A declaração conjunta do TTSEC, do Banco Central e da FIU afirma que “qualquer indivíduo ou entidade que promova oportunidades de investimento deve ser registrado no TTSEC.” Em resposta, Rubadiri Victor sugeriu que chegou a hora de registrar círculos autênticos de sou-sou:

Não podemos permitir a demonização de uma alternativa tradicional aos bancos exploradores. Nem podemos permitir que seja corrompido. Pode ser hora de iniciar o registro – não com a polícia – mas com as autoridades do governo local.

A ativista e escritora Attillah Springer concordou. Em uma conversa com o Global Voices via Facebook Messenger, Springer observou que a regulamentação é normal na África Ocidental, onde a prática se originou:

Seria apenas uma questão de reconhecer que essa é uma forma de as pessoas economizarem dinheiro. O sou-sou é tudo sobre responsabilidade da comunidade e economia cooperativa. Não vejo por que não deveria haver uma maneira de ser regulamentado.

O fato de não reconhecermos o sou-sou como uma forma legítima de poupança, especificamente para pessoas que não foram atendidas pelos bancos em primeiro lugar, é mais uma prova de que isso cria uma brecha para que as pessoas explorem o sistema.

Fora de Trinidad e Tobago, o sou-sou é bastante popular: existem aplicativos e sistemas de banco móvel para transferência de dinheiro.

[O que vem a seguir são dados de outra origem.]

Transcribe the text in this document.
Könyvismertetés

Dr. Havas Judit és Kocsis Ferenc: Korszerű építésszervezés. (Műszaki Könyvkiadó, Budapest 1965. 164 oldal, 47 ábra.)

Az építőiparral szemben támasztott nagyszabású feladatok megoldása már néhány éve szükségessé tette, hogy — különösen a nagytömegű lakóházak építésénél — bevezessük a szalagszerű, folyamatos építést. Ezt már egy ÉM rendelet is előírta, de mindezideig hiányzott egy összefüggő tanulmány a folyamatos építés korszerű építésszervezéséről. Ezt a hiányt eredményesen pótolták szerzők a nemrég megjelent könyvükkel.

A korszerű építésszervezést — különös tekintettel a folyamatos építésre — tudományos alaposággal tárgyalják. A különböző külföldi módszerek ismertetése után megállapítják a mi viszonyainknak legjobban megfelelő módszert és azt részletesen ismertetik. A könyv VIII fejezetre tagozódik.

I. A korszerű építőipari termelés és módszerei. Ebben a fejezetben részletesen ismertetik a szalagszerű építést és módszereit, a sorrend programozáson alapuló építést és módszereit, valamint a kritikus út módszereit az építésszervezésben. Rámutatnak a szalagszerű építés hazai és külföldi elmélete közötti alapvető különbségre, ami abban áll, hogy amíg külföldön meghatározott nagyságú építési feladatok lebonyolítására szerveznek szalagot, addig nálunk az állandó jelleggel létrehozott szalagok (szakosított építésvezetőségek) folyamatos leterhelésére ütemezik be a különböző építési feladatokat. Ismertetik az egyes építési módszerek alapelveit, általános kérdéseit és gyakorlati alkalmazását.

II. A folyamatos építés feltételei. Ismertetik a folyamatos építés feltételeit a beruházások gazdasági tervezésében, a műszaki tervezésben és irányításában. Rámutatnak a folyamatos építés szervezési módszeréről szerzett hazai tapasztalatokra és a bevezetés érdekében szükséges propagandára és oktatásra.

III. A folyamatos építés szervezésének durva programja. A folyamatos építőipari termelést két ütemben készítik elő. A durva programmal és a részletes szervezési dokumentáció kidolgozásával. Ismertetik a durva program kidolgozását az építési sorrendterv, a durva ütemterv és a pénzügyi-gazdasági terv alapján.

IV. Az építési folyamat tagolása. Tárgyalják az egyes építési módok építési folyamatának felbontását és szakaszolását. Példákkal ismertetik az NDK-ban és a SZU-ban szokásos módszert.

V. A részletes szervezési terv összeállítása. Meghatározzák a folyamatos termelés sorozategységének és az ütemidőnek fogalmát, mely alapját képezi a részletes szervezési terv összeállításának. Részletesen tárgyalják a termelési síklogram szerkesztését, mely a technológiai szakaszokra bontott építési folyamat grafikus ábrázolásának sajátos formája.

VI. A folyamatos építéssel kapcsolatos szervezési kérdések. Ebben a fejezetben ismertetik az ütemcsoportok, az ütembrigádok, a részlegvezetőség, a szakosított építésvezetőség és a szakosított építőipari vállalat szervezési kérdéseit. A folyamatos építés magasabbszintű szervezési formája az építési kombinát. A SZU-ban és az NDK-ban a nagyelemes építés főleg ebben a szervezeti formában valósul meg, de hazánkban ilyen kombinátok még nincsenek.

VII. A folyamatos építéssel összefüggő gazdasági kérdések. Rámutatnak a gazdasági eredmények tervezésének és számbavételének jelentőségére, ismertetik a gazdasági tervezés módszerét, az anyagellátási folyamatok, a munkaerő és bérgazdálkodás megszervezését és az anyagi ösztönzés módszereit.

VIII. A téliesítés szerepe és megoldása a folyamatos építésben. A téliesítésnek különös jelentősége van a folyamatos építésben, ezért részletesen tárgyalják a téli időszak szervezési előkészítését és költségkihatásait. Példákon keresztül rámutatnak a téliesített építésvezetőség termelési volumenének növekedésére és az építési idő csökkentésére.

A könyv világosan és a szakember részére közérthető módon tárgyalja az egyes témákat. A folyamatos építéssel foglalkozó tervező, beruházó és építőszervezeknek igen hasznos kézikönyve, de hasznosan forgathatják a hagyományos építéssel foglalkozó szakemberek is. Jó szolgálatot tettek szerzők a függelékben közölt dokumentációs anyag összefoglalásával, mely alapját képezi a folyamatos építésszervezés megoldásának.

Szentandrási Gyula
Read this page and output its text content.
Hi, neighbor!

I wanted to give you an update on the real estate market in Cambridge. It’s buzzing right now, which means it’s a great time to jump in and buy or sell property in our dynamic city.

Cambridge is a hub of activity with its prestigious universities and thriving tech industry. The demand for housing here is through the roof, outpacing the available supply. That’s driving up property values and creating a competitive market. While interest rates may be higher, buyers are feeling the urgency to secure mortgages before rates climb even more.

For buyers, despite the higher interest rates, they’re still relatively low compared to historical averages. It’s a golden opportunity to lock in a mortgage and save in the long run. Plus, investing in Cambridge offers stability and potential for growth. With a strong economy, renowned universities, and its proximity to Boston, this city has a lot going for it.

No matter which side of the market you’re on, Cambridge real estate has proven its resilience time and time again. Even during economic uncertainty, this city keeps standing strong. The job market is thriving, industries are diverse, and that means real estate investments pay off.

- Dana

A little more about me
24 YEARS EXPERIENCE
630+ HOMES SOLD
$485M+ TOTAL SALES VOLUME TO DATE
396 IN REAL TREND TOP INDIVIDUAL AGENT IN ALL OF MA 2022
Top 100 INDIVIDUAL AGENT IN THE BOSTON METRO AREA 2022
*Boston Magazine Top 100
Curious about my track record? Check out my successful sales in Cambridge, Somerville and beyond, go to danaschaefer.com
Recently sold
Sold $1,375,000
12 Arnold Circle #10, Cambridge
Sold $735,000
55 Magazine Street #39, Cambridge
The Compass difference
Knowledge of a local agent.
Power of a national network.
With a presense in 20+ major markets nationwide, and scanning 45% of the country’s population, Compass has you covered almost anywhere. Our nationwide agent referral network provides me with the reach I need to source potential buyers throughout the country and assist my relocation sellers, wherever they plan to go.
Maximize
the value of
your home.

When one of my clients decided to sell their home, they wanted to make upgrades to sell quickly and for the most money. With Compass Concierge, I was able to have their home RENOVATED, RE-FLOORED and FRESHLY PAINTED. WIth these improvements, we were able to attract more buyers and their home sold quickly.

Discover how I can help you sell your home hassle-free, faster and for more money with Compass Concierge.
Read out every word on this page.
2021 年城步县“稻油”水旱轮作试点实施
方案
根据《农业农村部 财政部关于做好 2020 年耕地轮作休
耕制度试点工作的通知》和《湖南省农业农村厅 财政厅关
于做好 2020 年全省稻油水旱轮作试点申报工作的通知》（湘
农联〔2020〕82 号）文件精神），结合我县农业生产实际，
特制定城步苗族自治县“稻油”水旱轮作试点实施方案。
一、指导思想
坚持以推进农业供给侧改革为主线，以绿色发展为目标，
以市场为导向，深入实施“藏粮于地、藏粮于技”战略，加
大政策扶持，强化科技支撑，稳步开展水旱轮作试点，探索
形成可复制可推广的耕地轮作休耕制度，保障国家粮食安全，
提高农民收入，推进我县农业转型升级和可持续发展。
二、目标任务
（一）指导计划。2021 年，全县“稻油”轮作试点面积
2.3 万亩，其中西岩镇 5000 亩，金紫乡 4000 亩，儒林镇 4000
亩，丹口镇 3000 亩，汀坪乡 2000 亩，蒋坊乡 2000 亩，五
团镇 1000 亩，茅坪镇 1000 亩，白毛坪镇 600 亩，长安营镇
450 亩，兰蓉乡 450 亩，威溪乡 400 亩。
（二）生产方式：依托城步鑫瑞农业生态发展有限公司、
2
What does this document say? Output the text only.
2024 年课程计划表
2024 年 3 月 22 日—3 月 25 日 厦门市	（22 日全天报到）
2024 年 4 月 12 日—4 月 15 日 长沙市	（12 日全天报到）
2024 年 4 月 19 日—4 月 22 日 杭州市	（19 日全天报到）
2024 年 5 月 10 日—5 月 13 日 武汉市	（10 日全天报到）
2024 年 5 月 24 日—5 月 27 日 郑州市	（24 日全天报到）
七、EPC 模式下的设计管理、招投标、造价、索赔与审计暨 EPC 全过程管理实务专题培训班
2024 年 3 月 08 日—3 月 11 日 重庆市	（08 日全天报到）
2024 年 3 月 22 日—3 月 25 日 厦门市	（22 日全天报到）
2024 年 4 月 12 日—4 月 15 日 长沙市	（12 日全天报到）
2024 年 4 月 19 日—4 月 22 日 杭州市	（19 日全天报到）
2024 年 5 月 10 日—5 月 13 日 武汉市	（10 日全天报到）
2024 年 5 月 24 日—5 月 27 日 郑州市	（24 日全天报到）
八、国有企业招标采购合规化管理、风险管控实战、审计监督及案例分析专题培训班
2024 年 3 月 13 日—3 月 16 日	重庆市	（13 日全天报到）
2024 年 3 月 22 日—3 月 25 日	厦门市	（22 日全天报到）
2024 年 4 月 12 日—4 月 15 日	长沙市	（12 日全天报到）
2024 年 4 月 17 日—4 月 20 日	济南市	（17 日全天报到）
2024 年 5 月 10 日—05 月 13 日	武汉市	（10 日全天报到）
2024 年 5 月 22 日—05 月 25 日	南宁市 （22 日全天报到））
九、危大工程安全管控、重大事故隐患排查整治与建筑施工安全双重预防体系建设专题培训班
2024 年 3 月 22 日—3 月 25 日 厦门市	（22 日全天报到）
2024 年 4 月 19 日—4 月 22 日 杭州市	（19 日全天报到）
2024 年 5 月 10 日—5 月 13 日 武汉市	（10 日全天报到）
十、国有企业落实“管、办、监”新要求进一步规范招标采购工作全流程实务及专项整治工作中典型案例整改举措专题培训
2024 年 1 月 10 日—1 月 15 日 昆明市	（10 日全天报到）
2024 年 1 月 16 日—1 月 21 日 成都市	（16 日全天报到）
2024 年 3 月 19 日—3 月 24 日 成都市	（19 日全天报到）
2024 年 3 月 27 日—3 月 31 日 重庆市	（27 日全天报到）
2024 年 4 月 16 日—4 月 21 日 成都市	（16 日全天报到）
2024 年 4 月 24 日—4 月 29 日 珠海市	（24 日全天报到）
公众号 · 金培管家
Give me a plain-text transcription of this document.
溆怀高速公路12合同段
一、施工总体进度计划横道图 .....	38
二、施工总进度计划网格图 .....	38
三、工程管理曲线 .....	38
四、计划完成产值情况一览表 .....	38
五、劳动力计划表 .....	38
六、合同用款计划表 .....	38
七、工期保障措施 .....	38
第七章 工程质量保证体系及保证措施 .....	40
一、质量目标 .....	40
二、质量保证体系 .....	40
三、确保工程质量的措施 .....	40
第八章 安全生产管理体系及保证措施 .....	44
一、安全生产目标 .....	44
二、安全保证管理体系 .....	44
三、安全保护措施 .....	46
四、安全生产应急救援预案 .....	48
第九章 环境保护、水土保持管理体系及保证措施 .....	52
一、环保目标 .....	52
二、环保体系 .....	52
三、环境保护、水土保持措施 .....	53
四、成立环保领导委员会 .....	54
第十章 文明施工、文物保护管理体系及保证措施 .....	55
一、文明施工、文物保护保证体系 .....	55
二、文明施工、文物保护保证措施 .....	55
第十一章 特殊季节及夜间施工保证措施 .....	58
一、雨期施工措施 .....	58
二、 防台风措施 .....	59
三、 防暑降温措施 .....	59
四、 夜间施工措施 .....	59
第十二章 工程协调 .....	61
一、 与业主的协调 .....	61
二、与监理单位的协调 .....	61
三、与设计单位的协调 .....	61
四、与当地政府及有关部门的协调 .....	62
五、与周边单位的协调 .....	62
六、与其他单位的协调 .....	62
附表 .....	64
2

No país, entretanto, ainda é mal compreendido ou ridicularizado – o que ajuda a criar as condições necessárias para que esquemas de pirâmide floresçam sob o pretexto de um sistema de poupança autêntico.

Enquanto o debate continua, no entanto, tem havido uma curiosa reviravolta: horas após a apreensão, os policiais – sem o conhecimento do comissário Gary Griffith ou da equipe do Financial Intelligence Bureau – devolveram o dinheiro aos administradores do esquema.

Pelo menos uma manchete de jornal ainda se referia à origem do dinheiro como sou-sou.